И даже фарцовщик Тевос не смог ничем помочь Ба. У него была партия замечательных финских костюмов, но Дядимишиного пятьдесят второго размера как назло не оказалось.
— Вчера купили, — разводил руками Тевос, — а новых костюмов в ближайшее время не ожидается, будут только ближе к ноябрю.
— Чтобы ослепли глаза того, кто будет носить этот костюм! — сыпала проклятиями Ба. — Чтобы на голову ему свалился здоровенный кирпич, и всю оставшуюся жизнь ему снились одни только кошмары!
Но одними праклятиями сыт не будешь.

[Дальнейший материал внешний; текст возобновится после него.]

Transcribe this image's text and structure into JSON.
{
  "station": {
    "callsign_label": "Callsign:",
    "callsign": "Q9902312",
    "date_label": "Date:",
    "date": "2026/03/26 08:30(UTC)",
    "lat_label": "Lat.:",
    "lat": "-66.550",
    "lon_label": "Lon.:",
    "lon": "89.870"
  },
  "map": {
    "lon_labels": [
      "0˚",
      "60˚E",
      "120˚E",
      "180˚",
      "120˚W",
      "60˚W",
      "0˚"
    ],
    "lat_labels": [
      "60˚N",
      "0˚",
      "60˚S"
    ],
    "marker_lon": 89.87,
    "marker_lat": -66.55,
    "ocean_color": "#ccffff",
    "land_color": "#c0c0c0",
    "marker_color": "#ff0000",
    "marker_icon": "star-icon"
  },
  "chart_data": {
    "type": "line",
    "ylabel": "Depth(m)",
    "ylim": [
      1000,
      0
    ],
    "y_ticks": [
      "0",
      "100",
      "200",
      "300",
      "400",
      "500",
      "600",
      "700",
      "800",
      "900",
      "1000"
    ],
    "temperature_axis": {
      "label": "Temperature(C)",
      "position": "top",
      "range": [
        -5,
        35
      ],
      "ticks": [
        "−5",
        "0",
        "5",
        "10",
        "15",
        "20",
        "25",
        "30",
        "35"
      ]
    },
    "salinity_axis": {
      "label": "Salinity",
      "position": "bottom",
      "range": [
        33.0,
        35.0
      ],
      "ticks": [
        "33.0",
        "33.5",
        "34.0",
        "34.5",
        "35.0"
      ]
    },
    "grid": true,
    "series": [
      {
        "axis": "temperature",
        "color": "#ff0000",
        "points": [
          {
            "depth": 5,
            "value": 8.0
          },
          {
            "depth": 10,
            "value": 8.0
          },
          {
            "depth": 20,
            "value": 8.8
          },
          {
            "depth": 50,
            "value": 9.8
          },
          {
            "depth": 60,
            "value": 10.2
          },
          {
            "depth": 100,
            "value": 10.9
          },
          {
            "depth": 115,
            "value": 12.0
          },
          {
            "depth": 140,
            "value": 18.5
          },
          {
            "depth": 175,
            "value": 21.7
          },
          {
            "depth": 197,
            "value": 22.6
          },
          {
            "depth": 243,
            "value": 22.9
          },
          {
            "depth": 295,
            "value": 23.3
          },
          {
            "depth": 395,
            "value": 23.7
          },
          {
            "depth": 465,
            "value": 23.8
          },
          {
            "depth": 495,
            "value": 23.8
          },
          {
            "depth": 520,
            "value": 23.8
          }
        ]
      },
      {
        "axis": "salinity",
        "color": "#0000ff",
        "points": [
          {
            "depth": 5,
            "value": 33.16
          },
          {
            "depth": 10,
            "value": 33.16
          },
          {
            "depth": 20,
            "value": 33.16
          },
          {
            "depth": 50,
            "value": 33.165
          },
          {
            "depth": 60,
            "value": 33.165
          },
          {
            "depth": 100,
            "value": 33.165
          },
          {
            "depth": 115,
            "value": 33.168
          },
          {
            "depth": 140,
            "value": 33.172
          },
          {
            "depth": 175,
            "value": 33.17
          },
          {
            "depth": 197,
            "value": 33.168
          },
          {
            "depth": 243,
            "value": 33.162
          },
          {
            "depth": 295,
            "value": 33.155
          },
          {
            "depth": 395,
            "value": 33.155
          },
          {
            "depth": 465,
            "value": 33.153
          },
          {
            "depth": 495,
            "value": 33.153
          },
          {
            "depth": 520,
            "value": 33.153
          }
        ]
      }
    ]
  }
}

Когда Ба поняла, что своими силами ей не справиться, она кинула клич и подняла на ноги всех наших родственников и знакомых.
И в городах и весях нашей необъятной Родины начались лихорадочные поиски костюма для дяди Миши.
Первой сдалась мамина троюродная сестра тетя Варя из Норильска. Спустя две недели упорных поисков она отчиталась коротенькой телеграммой: «Надя зпт хоть убей зпт ничего нет тчк».
Фая, которая Жмайлик, звонила через день из Новороссийска и фонтанировала идеями.
— Роза, костюм не нашла. Давай возьмем Мишеньке фарфоровый сервиз «Мадонна». Гэдээровский. Ты же знаешь, у меня знакомые в «Посуде».
— Фая! — ругалась Ба. — На кой Мише фарфоровый сервиз? Мне бы ему из одежды чего купить, а то ходит в одном и том же костюме круглый год!
— Хохлома! — не сдавалась Фая. — Гжель! Оренбуржские пуховые платки!
Ба убирала трубку от уха и дальнейшие переговоры вела, надрываясь в нее, как в рупор. Наорется, а потом прикладывает трубку к уху, чтобы услышать ответ.
— Фая, ты совсем спятила? Ты мне еще балалайку предложи… или расписные ложки… Да уймись ты, не надо нам никаких ложек! Это иронизирую я! И-ро-ни-зи-ру-ю. Шучу, говорю!
Из Кировабада позвонил мамин брат дядя Миша:
— Надя, могу организовать осетрину. Ну что ты сразу путаешься, престижный подарок, пудовая элитная рыбина. Правда, забирать ее в Баку, но если надо, я съезжу.
— Осетрину съел и забыл, — расстроилась мама, — нам бы что-нибудь из одежды, чтобы «долгоиграющее», понимаешь? Костюм хороший или куртку. Плащ тоже сойдет.
— Можно сфотографироваться с осетриной на «долгоиграющую» память, — хохотнул дядя Миша, — да шучу я, шучу. Ну извини, сестра, это все, что я могу предложить.
Ситуацию спасла жена нашего дяди Левы. У нее в Тбилиси жила большая родня. Одним звонком тетя Виолетта всполошила весь город от Варкетили до Авлабара[1] и нашла-таки людей, которые обещали организовать хорошую шерстяную пряжу.
— Ну и ладно, — вздохнула Ба, — свяжу Мише свитер. На безрыбье и рак рыба.
В день, когда должны были привезти пряжу, у нас на кухне яблоку негде было упасть. Мама остервенело месила тесто для пельменей, мы, выклянчив у нее по кусочку теста, лепили разные фигурки, а Ба сидела за кухонным столом, листала журнал «Работница» и чаевничала вприкуску. Отпивая кипяток из большой чашки, она смешно пугалась лицом, глотала громко, клокоча где-то в зобу, и со смаком перекатывала во рту кусочек сахара.
— Кулдумп, — комментировала каждый ее глоток Гаянэ. Сестра сидела у Ба на коленях и завороженно наблюдала за ней.
— Если кто-нибудь проговорится Мише о свитере, то ему несдобровать, ясно? — профилактически напустила на нас страху Ба.
— Ясно, — заблеяли мы.
— У тебя в зивоте кто зивет? — не вытерпев, после очередного громкого глотка спросила у Ба Гаянэ.
1
Варкетили, Авлабар — районы Тбилиси.